The Constable checks the Man in the Yellow Suit and says he’s not yet dead, but implies he will be soon. Mae tells him she hit the Man, because he was going to take Winnie away against her will. Winnie insists also that she wasn’t kidnapped, but had come with them, because she wanted to. She insists that they are her friends. Then, she looks down at the Man in the Yellow Suit and thinks he looks like a marionette, carelessly thrown into the corner, arms and legs every which way amidst its strings. But it is Angus Tuck who is the most fascinating to her as she turns away from the sight of death. He is looking down at the Man almost enviously, like a starving man looking through the window at a banquet. She can’t stand to see him that way and makes him look away.

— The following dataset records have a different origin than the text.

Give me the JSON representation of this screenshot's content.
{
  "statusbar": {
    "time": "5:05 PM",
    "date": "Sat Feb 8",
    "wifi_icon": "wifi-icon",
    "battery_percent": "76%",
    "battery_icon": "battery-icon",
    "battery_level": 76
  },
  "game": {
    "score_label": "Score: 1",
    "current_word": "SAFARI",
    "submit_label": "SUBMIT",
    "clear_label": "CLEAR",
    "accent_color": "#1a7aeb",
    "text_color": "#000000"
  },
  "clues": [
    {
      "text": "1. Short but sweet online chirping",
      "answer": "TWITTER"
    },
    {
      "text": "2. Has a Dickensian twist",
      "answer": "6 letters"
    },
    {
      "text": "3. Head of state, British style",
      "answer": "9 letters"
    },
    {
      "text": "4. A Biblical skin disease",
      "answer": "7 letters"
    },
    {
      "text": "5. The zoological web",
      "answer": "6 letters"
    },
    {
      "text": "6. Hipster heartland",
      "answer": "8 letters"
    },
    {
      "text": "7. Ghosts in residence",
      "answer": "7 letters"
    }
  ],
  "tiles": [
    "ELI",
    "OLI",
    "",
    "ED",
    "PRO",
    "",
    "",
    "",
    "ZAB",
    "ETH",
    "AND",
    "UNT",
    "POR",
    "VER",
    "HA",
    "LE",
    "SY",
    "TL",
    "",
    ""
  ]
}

The Constable insists that both Mae and Winnie come with him. Mae will be locked up and Winnie will be taken home. The family is devastated to learn that Mae will get the gallows if she’s found guilty. Winnie makes sure that Angus knows that everything will be alright, because the whole wide world is no longer about what might happen to her, but what she herself must keep from happening. She must make sure they do not hang Mae, because she will not be able to die.


It’s ironic that Winnie thinks of the dying Man as a marionette flung carelessly into a corner, because he was the one who was trying to pull their strings. Now he is without anyone to hold him up. Also, the idea of Mae being hung is not just abhorrent because of what she will experience, but it will also reveal the secret of the spring when she doesn’t die.